Question

The figure below shows a $11.7\,ft$ wide ditch with the approach roads at an angle of ${15^ \circ }$ with the horizontal. With what minimum speed should a motorbike be moving on the road so that it safely crosses the ditch?

Answer 1

Hint: The motion of the bike once it climbs and jumps from the first ramp can be treated as projectile motion under the influence of gravity. The projectile should cover at least the distance between the two ramps so that the bike can land safely.

Formula used:
Range of a projectile $R = \dfrac{{{u^2}\sin 2\alpha }}{g}$where $u$is the velocity of the bike when it exits the first ramp, $\alpha $ is the angle formed by the ramps with the horizontal, $g = 32.2ft/{s^2}$ is the acceleration due to gravity.
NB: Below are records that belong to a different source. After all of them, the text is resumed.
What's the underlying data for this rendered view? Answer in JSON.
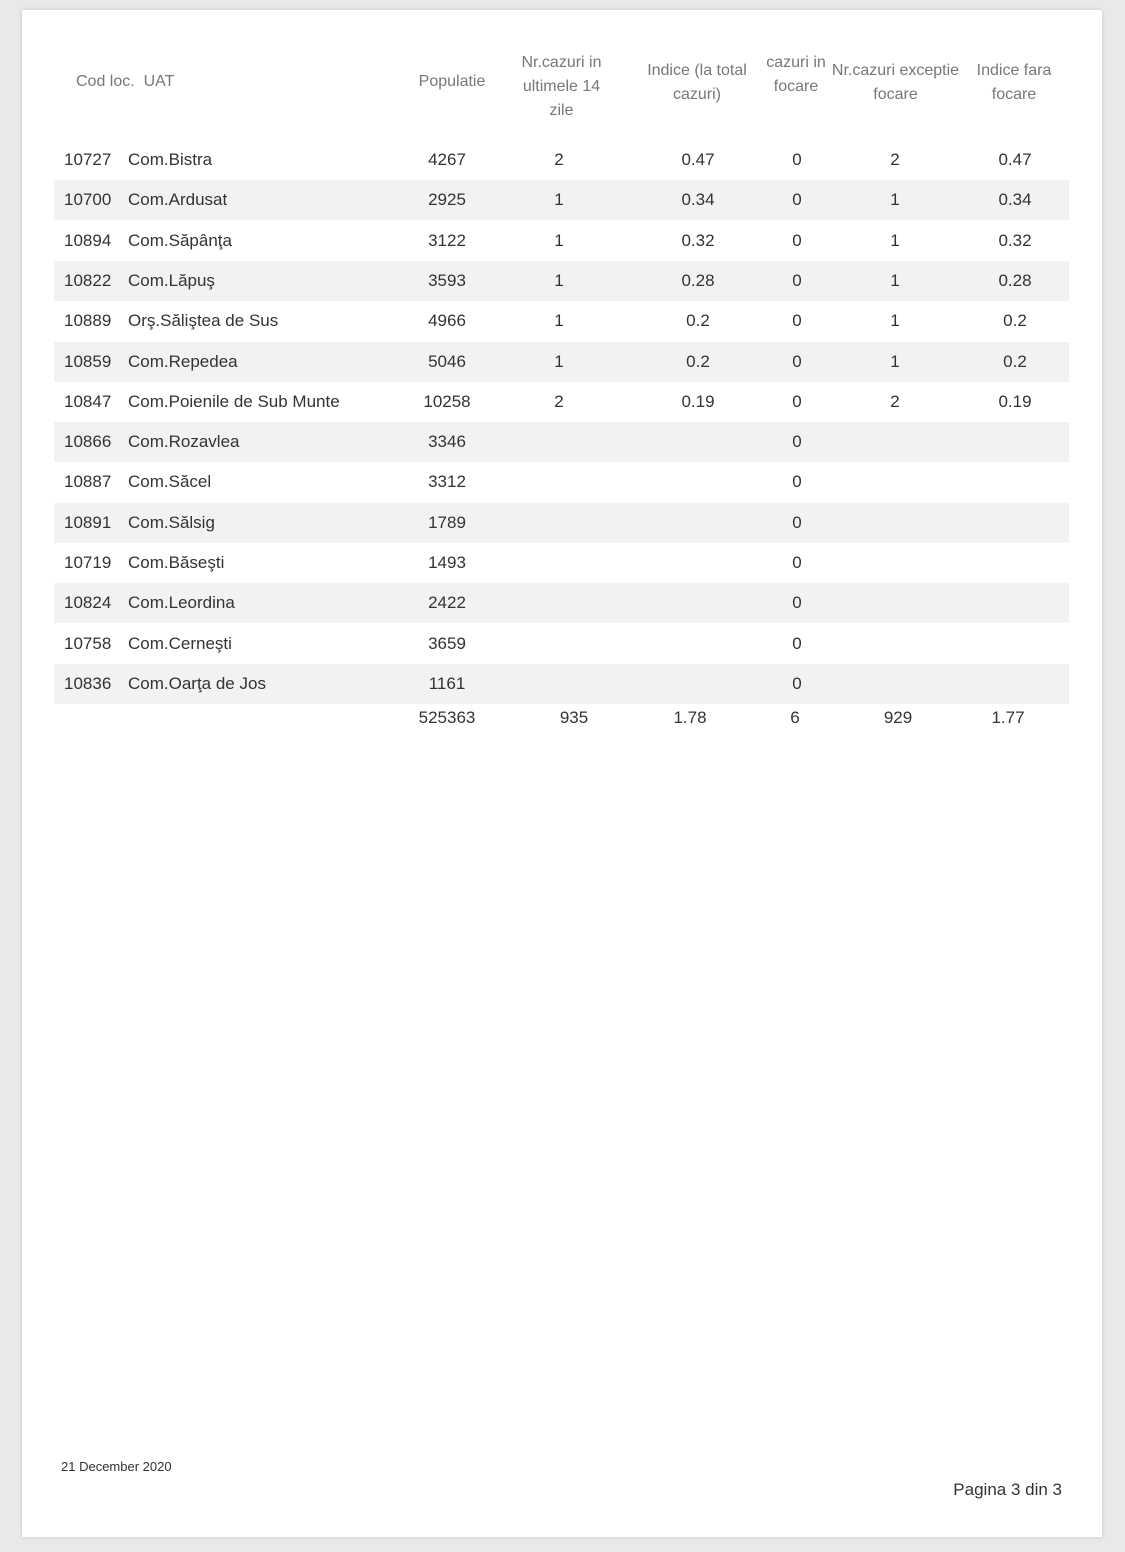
{
  "headers": {
    "cod": "Cod loc.",
    "uat": "UAT",
    "populatie": "Populatie",
    "nr_cazuri": "Nr.cazuri in ultimele 14 zile",
    "indice_total": "Indice (la total cazuri)",
    "cazuri_focare": "cazuri in focare",
    "nr_exceptie": "Nr.cazuri exceptie focare",
    "indice_fara": "Indice fara focare"
  },
  "rows": [
    {
      "cod": "10727",
      "uat": "Com.Bistra",
      "populatie": "4267",
      "nr": "2",
      "indice": "0.47",
      "focare": "0",
      "exceptie": "2",
      "fara": "0.47"
    },
    {
      "cod": "10700",
      "uat": "Com.Ardusat",
      "populatie": "2925",
      "nr": "1",
      "indice": "0.34",
      "focare": "0",
      "exceptie": "1",
      "fara": "0.34"
    },
    {
      "cod": "10894",
      "uat": "Com.Săpânţa",
      "populatie": "3122",
      "nr": "1",
      "indice": "0.32",
      "focare": "0",
      "exceptie": "1",
      "fara": "0.32"
    },
    {
      "cod": "10822",
      "uat": "Com.Lăpuş",
      "populatie": "3593",
      "nr": "1",
      "indice": "0.28",
      "focare": "0",
      "exceptie": "1",
      "fara": "0.28"
    },
    {
      "cod": "10889",
      "uat": "Orş.Săliştea de Sus",
      "populatie": "4966",
      "nr": "1",
      "indice": "0.2",
      "focare": "0",
      "exceptie": "1",
      "fara": "0.2"
    },
    {
      "cod": "10859",
      "uat": "Com.Repedea",
      "populatie": "5046",
      "nr": "1",
      "indice": "0.2",
      "focare": "0",
      "exceptie": "1",
      "fara": "0.2"
    },
    {
      "cod": "10847",
      "uat": "Com.Poienile de Sub Munte",
      "populatie": "10258",
      "nr": "2",
      "indice": "0.19",
      "focare": "0",
      "exceptie": "2",
      "fara": "0.19"
    },
    {
      "cod": "10866",
      "uat": "Com.Rozavlea",
      "populatie": "3346",
      "nr": "",
      "indice": "",
      "focare": "0",
      "exceptie": "",
      "fara": ""
    },
    {
      "cod": "10887",
      "uat": "Com.Săcel",
      "populatie": "3312",
      "nr": "",
      "indice": "",
      "focare": "0",
      "exceptie": "",
      "fara": ""
    },
    {
      "cod": "10891",
      "uat": "Com.Sălsig",
      "populatie": "1789",
      "nr": "",
      "indice": "",
      "focare": "0",
      "exceptie": "",
      "fara": ""
    },
    {
      "cod": "10719",
      "uat": "Com.Băseşti",
      "populatie": "1493",
      "nr": "",
      "indice": "",
      "focare": "0",
      "exceptie": "",
      "fara": ""
    },
    {
      "cod": "10824",
      "uat": "Com.Leordina",
      "populatie": "2422",
      "nr": "",
      "indice": "",
      "focare": "0",
      "exceptie": "",
      "fara": ""
    },
    {
      "cod": "10758",
      "uat": "Com.Cerneşti",
      "populatie": "3659",
      "nr": "",
      "indice": "",
      "focare": "0",
      "exceptie": "",
      "fara": ""
    },
    {
      "cod": "10836",
      "uat": "Com.Oarţa de Jos",
      "populatie": "1161",
      "nr": "",
      "indice": "",
      "focare": "0",
      "exceptie": "",
      "fara": ""
    }
  ],
  "totals": {
    "populatie": "525363",
    "nr": "935",
    "indice": "1.78",
    "focare": "6",
    "exceptie": "929",
    "fara": "1.77"
  },
  "footer": {
    "date": "21 December 2020",
    "page": "Pagina 3 din 3"
  }
}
Complete step by step solution:
We’ve been given that:
Width of the ditch is $11.7\,ft$.
To cross the ditch safely, the bike must cover the width of the ditch safely. Since both the ramps are at the same level, the bike can be considered as a projectile once it exits the first ramp.
If the projectile has a range that is equal to the length of the ditch, the bike can safely cross the ditch and land on the other side. We know that the horizontal distance covered by a projectile i.e. the Range $R$can be calculated as:
$R = \dfrac{{{u^2}\sin 2\alpha }}{g}$
Since the bike needs to have a range of $11.7{\text{ }}ft$, we can calculate the velocity with which the bike should be moving when it exits the first ramp to cover this ditch as:
${u^2} = \dfrac{{Rg}}{{\sin 2\alpha }}$
Taking the square root on both sides, we get:
$u = \sqrt {\dfrac{{Rg}}{{\sin 2\alpha }}} $
Substituting the values and solving we get,
$
  u = \sqrt {\dfrac{{11.7 \times 32.2}}{{\sin (2 \times {{15}^ \circ })}}} \\
   = \sqrt {\dfrac{{376.74}}{{1/2}}} \\
   = 27.44\,ft/s \\
 $
$\therefore u = 27.44ft/s$
Thus, the bike should be moving with a velocity of $27.44\,ft/s$ to safely cross the ditch.

Note:
Even if the ramps are at a certain height above the ground, since their ends are at the same height level, we should notice that the ends of the ramps are the beginning and the final point of our projectile motion. In practical scenarios however, the bike cannot be treated as a point object and both the tyres of the bike should reach the other ramp for the bike to cross the ramp safely. Also we have neglected air resistance which can oppose the motion of the bike.